# Plotting vector fields in Octave in 2D

The adjoining figure shows a representation of vector field
f(x,y )= < -x/√(x² +y²+4),y/√(x² + y² + 4) >

I tried to plot the above vector field in Octave. Let us see what happened by looking at the following commands and figure.

% Define limits on x and y
x = -2:0.2:2;
y = -2:0.2:2;

[X,Y] = meashgrid(x,y);
error: ‘meashgrid’ undefined near line 1, column 9
[X,Y] = meshgrid(x,y);
Fx1 = X;
Fy1 = Y;
figure(1);
quiver(X,Y,Fx1,Fy1);

Fx2 = -X/sqrt(X.^2 + Y.^2 +4);
warning: matrix singular to machine precision
Fx2 = -X/sqrt(X.^2 + Y.^2 +4).;
error: parse error:

syntax error

Fx2 = -X/sqrt(X.^2 + Y.^2 +4).;
^
Fx2 = -X/sqrt(X.^2 + Y.^2 +4);
warning: matrix singular to machine precision
Fy2 = Y/sqrt(X.^2 + Y.^2 + 4);
warning: matrix singular to machine precision
figure(2);
quiver(X,Y,Fx2,Fy2);

You will notice the difference between the figure given by author and my uploaded figure.

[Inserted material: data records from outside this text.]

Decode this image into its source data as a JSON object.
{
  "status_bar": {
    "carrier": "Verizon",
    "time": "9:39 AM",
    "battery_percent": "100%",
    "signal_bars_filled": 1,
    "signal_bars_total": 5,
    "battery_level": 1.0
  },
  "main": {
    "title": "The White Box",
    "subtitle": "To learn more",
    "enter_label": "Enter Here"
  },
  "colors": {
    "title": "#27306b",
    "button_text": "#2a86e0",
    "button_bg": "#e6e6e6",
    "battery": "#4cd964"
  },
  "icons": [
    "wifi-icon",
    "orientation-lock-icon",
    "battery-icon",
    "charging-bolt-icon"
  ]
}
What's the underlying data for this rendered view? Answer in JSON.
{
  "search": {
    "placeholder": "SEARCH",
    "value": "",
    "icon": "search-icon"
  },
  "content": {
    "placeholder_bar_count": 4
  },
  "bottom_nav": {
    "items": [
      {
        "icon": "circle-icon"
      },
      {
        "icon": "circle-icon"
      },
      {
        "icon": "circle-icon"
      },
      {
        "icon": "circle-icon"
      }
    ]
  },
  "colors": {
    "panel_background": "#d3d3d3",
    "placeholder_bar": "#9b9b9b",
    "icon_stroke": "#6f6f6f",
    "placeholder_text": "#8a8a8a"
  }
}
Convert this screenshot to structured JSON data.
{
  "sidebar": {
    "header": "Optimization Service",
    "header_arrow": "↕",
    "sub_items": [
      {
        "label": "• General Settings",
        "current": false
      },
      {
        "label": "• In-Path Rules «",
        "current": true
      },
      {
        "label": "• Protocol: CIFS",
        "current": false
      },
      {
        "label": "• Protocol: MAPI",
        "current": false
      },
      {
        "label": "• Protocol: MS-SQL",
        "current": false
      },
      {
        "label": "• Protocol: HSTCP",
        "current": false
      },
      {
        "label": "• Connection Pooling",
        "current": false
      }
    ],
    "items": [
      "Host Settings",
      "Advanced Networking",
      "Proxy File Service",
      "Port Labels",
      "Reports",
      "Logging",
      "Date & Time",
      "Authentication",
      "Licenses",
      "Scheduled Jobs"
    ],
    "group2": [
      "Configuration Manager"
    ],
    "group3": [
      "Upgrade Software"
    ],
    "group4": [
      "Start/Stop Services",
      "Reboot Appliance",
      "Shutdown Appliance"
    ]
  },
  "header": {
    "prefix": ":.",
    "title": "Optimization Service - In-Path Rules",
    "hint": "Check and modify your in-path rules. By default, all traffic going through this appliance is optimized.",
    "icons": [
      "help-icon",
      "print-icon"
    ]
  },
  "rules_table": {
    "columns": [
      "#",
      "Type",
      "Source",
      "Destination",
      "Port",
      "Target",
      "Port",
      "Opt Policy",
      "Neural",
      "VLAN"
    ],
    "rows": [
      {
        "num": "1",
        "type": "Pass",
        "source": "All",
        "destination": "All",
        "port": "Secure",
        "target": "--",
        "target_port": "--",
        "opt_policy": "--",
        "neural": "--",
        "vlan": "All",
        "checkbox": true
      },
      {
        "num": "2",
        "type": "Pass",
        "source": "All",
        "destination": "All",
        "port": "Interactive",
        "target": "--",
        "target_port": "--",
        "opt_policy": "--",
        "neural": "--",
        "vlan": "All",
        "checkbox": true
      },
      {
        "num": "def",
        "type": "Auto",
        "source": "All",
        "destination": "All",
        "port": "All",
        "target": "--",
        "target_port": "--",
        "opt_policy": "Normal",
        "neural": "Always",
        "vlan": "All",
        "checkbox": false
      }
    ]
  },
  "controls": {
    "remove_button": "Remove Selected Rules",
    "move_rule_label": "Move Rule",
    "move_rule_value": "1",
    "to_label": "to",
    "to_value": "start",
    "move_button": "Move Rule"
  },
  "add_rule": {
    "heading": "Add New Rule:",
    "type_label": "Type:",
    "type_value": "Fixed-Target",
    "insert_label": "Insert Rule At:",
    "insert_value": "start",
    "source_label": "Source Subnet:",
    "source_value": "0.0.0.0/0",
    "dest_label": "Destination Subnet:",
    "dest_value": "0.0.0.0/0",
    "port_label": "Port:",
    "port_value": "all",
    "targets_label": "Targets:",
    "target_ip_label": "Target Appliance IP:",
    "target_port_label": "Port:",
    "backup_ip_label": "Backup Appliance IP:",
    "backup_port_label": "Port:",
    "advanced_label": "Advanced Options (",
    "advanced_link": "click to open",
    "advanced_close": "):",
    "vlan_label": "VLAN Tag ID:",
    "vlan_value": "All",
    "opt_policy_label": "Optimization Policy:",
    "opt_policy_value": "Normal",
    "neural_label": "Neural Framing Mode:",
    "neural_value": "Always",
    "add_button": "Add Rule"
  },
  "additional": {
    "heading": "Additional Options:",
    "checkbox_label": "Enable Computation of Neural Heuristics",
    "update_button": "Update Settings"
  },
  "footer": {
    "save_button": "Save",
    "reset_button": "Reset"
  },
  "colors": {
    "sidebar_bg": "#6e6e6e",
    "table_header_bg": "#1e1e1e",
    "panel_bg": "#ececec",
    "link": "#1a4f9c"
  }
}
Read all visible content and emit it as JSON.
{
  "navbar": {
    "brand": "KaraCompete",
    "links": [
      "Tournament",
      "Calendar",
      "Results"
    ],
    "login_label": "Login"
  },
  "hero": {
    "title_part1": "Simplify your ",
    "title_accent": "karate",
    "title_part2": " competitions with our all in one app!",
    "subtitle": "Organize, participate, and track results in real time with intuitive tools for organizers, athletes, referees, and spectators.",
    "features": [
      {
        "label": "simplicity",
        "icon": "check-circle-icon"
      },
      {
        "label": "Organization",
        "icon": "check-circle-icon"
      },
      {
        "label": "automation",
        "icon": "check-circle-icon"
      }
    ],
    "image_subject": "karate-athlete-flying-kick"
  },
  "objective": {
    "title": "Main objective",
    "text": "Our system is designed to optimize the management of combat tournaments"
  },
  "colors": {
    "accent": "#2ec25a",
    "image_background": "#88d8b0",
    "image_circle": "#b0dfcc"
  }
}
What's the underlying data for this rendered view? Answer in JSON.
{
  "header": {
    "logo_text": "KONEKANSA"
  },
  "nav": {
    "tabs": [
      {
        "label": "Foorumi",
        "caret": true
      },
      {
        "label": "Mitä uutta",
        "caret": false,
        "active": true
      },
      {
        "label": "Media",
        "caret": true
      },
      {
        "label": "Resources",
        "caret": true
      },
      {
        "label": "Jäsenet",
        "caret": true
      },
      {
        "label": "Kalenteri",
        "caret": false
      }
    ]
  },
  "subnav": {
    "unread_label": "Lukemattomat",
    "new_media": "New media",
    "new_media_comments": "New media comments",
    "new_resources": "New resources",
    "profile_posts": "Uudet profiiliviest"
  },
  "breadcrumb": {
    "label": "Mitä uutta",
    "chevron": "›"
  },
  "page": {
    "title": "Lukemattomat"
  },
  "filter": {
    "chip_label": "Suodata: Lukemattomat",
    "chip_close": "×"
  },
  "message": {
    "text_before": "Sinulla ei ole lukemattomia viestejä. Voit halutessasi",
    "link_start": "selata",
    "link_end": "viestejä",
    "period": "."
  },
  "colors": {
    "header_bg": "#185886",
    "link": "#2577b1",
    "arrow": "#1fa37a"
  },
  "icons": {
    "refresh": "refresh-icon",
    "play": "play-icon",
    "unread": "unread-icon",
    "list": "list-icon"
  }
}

What is wrong in the plotting the vector fields?

Would any member explain me?

You probably want element-wise division instead of matrix division.
Try replacing the `/` operator with the `./` operator.

2 Likes

As per you suggestion, I changed this program. But why my figure still don’t match with that of author’s figure?

Fx2 = -X./sqrt(X.^2 + Y.^2 +4);
Fy2 = Y./sqrt(X.^2 + Y.^2 + 4);
figure(2);
quiver(X,Y,Fx2,Fy2);
My figure:

Author’s figure:

I think the author’s figure and my figure is same.

Since a vector has no position, author indicated a vector field in graphical form by placing the vector f(x,y) with its tail at (x,y). But the octave did reverse. Octave indicated a vector field in graphical form by placing the vector f(x,y) with its face at (x,y).

Am I correct?

if you do a simple test with
`quiver(0,1,2,3)`

you will see a single arrow with it’s base located at (x,y) = [0,1], with magnitude (2,3), meaning it’s tip ends at (0+2,1+3) = (2,4)

1 Like

I get the same quiver field as you. f(1,0) = <-1/sqrt(5), 0>, whereas his arrows indicate a postitive x-direction at (1,0). therefore the plot shown must be some other scaled version of the simple quiver field (his answer shows -f(x,y) as you’ve defined it). note that it is fairly common to define a potential vector field as -grad(f)

1 Like

It would look more like the original if you added the command

axis equal

after the quiver() command

true, but I think the reversed arrow directions were the primary concern.